S'agissant de l'organisation des contrôles, notre préoccupation première est la santé publique ; en tant que directeur général, j'y insiste beaucoup, mais le ministre insisterait de la même façon. On entend parfois dire que la préoccupation qui prime serait d'ordre économique, qu'il s'agirait de défendre les entreprises, etc. Notre première préoccupation, c'est bien la santé publique ; je tiens à le réaffirmer haut et fort.

L'organisation des contrôles s'appuie sur un certain nombre de textes européens. Rappelons que, dans le cadre de ce qu'on appelle le « Paquet hygiène », le professionnel est le premier responsable de la mise sur le marché des produits. L'État est là pour définir la règle et vérifier qu'elle est respectée, mais il n'est pas responsable de la mise sur le marché des produits, à une nuance près : l'abattage des animaux de boucherie, où l'État a une responsabilité directe et première dans le domaine alimentaire puisqu'il inspecte toutes les carcasses et y appose une estampille. Mais pour le reste des productions, c'est le professionnel qui est responsable et nous devons nous assurer qu'il a mis en place les mesures nécessaires et applique les règlements.

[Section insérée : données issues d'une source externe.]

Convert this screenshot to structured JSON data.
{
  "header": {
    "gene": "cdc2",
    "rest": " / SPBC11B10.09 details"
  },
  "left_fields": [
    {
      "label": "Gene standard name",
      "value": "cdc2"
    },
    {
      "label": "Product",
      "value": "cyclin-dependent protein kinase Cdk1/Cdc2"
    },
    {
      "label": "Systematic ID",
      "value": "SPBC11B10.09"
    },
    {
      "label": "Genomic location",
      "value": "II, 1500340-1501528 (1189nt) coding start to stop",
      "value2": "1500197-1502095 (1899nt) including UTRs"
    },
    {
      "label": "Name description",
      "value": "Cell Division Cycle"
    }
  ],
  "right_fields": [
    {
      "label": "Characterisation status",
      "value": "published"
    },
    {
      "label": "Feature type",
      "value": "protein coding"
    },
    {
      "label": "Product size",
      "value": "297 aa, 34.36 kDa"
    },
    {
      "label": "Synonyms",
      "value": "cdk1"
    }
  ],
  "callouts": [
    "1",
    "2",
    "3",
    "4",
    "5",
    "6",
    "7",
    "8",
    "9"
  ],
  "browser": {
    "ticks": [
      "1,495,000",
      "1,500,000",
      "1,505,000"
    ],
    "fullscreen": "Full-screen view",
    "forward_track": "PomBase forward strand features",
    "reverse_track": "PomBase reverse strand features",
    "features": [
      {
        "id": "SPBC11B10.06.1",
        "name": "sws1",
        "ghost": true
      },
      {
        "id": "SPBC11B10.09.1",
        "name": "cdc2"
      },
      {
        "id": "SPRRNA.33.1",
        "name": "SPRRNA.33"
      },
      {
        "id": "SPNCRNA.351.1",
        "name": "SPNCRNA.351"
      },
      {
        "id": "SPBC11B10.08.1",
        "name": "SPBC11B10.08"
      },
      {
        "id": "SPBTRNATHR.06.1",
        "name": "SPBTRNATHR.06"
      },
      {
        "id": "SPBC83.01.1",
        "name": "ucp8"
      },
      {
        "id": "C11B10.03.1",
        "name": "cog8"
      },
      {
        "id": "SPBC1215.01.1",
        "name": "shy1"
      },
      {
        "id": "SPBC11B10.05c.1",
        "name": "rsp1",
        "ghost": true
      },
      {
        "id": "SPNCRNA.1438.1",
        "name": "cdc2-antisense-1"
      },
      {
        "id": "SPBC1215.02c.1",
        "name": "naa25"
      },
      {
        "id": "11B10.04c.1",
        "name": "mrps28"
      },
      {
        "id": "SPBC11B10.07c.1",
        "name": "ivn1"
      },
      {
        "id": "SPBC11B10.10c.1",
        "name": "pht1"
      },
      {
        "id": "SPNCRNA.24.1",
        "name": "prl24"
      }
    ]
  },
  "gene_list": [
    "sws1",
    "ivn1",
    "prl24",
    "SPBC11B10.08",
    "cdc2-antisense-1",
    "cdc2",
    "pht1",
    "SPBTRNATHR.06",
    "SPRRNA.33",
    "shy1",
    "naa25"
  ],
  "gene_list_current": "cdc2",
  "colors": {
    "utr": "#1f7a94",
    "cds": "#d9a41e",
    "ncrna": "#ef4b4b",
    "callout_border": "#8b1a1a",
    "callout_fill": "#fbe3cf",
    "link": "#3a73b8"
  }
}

On distingue deux cas : les établissements agréés, qui ne font pas de remise directe, comme l'entreprise Lactalis, et les établissements dits de remise directe au consommateur. Dans l'un comme dans l'autre, les professionnels doivent mettre en place un certain nombre d'installations, des procédures de fonctionnement et un plan de maîtrise sanitaire (PMS), qui s'appuie sur un dispositif qu'on appelle de façon quelque peu barbare le système HACCP (Hazard Analysis Critical Control Point), qui consiste en une analyse des dangers et une maîtrise des points critiques. Ce PMS doit inclure des autocontrôles, dont certains sont analytiques, mais pas seulement : il peut y avoir des enregistrements de température et bien d'autres paramètres encore. Il est de la responsabilité du professionnel de définir les besoins en matière d'autocontrôles, notamment analytiques, et de mettre en place le dispositif ; il appartient ensuite aux services d'inspection d'évaluer le PMS et les différentes mesures mises en oeuvre, de s'assurer de leur pertinence, de vérifier qu'il est appliqué et, si besoin est, d'exiger la révision de ces éléments. En matière de microbiologie, par exemple, pour parler du sujet qui nous intéresse, on est soumis à la fois à des critères de sécurité des produits et à des critères de maîtrise de la production : ce ne sont pas forcément les mêmes paramètres qui seront suivis.

Je précise, pour répondre à une question du rapporteur, que les professionnels n'ont l'obligation que de transmettre à l'autorité compétente chargée des inspections les résultats d'autocontrôles défavorables effectués sur les produits – et non sur l'environnement – et lorsqu'ils sont sur le marché. Autrement dit, il n'est pas obligatoire de transmettre les résultats d'un contrôle environnement, ni les résultats d'un contrôle défavorable portant sur un produit qui se trouve encore dans l'usine.